When water and “other stuff” go down the drain in Dubuque, it ends up at the Water & Resource Recovery Center (WRRC), which processes an average of 7 million gallons of wastewater per day.
What is Wastewater?
While most people think of wastewater as only sanitary sewage, wastewater comes from many sources, including homes, businesses, schools, and industries. This includes water from showers, sinks, dishwashers, laundries, car washes, hospitals, and food processing operations, and this is just scratching the surface.
According to the U.S. Environmental Protection Agency (U.S. EPA), the average American produces 100 gallons of wastewater each day—that’s nearly 1,600 glasses of water or almost two full bathtubs!
What happens at the WRRC?
Pure-oxygen biological treatment is used to clean the wastewater. Then, anaerobic digesters use helpful bacteria to convert sludge, the solid matter, into fertilizer for farm fields. Approximately 15.5 tons of fertilizer are produced per day. That’s an average of 8 semi loads per week of useful material created instead of being burned.

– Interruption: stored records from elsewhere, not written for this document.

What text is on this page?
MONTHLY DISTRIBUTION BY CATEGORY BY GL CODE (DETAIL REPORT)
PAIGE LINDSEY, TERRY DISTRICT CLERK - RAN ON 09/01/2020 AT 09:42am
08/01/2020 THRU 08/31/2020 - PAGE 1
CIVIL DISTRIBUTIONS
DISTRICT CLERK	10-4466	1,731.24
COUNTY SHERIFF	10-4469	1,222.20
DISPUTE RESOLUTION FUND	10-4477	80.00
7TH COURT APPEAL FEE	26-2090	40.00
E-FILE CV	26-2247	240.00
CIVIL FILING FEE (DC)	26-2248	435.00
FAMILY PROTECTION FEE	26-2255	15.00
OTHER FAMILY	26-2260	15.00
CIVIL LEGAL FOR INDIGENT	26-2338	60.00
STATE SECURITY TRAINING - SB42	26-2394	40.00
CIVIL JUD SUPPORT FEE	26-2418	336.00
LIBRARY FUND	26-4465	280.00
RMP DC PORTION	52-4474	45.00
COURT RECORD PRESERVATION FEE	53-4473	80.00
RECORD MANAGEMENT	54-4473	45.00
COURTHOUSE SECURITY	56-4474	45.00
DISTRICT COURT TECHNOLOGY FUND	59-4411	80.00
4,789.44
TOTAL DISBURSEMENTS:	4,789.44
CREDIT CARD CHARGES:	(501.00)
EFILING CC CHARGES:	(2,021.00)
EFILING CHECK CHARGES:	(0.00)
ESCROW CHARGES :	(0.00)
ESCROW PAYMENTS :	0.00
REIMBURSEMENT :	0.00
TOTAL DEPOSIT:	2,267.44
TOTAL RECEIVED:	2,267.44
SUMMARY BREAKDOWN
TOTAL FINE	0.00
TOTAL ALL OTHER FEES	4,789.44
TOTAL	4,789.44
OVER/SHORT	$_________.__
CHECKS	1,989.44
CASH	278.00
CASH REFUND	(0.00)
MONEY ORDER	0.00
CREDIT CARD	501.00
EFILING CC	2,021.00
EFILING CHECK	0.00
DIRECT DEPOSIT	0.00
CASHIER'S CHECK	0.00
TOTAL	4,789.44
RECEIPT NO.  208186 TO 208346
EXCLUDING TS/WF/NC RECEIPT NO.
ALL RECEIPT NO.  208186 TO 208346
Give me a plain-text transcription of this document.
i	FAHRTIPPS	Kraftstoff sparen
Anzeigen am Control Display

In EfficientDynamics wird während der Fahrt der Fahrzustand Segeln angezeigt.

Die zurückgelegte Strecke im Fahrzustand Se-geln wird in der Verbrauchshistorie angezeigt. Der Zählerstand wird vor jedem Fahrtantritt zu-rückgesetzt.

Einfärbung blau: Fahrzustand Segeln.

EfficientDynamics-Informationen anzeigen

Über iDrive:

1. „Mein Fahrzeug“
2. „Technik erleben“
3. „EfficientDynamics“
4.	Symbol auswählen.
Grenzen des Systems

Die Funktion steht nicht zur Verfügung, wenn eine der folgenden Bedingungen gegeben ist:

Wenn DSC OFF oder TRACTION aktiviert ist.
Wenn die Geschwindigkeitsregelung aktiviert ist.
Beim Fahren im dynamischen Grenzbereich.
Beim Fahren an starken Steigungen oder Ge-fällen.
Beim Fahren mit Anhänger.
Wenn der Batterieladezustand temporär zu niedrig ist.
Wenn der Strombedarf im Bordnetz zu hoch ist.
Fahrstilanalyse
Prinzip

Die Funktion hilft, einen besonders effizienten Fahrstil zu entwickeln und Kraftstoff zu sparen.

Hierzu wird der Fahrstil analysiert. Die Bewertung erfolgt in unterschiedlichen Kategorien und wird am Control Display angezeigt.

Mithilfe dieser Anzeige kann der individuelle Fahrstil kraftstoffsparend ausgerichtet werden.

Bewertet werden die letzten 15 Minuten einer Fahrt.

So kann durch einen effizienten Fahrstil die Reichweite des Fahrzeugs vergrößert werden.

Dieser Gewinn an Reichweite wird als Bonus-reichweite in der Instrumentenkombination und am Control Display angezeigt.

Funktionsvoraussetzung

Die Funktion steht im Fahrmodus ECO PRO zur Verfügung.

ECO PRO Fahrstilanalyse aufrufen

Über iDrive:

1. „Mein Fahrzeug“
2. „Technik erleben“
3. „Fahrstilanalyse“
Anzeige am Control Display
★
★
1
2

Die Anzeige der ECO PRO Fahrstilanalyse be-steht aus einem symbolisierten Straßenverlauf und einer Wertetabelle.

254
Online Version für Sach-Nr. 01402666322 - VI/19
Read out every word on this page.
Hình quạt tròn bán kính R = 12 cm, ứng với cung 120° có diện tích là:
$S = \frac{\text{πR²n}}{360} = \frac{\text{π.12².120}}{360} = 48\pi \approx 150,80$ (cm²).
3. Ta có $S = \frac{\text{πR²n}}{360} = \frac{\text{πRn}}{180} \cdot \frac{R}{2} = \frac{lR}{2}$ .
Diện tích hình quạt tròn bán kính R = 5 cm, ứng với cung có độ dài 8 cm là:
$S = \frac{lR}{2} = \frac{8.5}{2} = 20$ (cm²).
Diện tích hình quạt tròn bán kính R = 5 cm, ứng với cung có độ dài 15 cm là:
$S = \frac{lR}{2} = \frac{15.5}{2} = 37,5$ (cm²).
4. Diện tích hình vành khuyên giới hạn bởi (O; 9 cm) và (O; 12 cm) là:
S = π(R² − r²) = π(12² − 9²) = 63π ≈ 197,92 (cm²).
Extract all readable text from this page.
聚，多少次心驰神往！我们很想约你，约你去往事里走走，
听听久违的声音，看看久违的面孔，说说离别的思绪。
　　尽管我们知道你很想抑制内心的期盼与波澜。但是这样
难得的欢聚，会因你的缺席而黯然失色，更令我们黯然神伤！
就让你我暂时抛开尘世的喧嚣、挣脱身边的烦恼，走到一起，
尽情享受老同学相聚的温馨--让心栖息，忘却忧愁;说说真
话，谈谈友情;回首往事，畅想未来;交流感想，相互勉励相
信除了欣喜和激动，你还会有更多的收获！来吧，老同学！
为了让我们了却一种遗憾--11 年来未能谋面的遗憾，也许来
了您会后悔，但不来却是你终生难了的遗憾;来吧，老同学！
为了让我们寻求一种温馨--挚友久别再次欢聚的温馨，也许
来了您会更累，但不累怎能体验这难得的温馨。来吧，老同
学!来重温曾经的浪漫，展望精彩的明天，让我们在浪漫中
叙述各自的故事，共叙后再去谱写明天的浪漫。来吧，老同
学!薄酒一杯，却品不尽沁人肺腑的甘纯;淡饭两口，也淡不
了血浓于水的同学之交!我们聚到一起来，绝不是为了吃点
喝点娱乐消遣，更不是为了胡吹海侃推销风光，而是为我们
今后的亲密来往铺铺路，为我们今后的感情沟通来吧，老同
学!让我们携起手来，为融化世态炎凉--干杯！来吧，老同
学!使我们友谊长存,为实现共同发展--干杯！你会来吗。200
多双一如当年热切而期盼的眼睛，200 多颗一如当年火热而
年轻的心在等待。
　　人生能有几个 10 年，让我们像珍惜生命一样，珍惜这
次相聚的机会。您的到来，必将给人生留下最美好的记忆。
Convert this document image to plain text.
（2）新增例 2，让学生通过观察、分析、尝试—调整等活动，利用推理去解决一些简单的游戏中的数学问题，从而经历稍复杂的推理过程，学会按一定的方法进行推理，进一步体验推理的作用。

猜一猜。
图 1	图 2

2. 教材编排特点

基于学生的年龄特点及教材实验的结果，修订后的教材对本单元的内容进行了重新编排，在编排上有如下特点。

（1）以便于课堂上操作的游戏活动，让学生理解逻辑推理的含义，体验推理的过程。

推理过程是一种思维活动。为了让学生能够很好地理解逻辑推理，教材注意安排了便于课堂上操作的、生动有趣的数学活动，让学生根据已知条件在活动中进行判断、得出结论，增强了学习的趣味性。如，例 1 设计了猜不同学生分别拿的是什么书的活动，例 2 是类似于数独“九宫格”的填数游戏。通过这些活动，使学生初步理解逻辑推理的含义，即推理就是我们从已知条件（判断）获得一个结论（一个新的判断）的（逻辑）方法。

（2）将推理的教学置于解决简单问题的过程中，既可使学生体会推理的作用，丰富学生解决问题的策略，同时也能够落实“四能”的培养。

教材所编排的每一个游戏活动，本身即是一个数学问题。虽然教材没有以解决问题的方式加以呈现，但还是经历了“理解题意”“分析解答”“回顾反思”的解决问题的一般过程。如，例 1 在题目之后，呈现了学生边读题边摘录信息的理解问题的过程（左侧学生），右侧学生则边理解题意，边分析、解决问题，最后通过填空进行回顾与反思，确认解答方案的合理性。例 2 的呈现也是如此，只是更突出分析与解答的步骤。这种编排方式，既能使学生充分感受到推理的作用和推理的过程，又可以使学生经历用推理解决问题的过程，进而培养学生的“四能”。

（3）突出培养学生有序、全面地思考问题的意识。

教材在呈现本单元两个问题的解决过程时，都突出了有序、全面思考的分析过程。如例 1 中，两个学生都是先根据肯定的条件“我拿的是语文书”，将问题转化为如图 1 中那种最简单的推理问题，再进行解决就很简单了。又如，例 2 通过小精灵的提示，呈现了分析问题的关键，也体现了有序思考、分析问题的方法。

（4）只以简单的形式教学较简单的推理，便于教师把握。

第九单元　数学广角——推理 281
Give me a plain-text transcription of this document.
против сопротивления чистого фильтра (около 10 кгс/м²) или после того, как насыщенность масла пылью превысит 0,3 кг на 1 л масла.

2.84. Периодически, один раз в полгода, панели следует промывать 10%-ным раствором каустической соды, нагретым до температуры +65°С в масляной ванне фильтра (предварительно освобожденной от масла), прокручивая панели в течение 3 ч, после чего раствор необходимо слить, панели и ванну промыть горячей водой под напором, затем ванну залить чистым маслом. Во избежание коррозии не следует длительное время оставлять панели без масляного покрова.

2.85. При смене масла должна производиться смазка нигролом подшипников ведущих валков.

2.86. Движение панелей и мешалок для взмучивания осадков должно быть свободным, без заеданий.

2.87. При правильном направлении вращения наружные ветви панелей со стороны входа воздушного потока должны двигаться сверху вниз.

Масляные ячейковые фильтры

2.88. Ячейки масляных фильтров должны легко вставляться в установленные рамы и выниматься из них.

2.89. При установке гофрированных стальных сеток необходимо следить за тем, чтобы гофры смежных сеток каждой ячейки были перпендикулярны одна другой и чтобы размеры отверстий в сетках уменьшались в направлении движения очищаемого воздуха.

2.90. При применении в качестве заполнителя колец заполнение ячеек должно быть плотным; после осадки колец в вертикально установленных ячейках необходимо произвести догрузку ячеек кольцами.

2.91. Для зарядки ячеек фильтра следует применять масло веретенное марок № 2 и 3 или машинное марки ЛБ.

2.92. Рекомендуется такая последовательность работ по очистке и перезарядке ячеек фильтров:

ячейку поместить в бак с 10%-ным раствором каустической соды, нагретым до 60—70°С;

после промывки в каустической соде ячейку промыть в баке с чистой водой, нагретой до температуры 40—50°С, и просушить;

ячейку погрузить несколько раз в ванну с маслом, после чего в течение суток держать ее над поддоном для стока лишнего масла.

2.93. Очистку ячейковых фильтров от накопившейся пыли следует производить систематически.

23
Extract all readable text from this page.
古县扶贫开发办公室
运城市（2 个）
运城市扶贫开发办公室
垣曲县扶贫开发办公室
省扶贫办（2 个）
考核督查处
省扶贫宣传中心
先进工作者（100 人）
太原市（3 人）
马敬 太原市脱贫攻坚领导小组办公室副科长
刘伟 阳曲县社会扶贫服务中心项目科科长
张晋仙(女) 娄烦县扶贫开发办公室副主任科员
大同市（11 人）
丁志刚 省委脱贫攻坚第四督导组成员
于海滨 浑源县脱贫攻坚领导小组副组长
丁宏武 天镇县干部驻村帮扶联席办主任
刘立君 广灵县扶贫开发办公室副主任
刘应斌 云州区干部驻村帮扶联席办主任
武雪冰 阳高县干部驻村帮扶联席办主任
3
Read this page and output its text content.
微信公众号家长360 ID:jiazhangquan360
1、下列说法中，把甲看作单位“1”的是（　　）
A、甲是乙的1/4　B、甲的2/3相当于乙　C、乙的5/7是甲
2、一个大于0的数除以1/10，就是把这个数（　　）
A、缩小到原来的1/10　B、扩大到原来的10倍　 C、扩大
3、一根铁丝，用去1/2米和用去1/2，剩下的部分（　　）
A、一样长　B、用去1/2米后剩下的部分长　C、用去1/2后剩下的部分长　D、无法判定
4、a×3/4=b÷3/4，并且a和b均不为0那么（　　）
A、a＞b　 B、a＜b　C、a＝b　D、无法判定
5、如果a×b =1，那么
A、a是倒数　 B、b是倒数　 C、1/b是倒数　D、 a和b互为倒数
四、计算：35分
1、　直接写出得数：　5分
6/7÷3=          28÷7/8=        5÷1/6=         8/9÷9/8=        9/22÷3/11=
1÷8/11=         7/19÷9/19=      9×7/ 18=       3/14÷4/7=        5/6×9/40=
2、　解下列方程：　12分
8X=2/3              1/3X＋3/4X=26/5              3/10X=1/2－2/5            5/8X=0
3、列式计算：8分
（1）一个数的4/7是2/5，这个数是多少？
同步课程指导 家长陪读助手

The anaerobic digestion process produces methane gas. The gas is captured, cleaned, and burned to power turbines that generate electricity. The heat and electricity produced through this process is used to heat and power the WRRC. Currently, the facility produces enough electricity to power approximately 360 households per day, which is 70% of the electricity needed to operate the facility.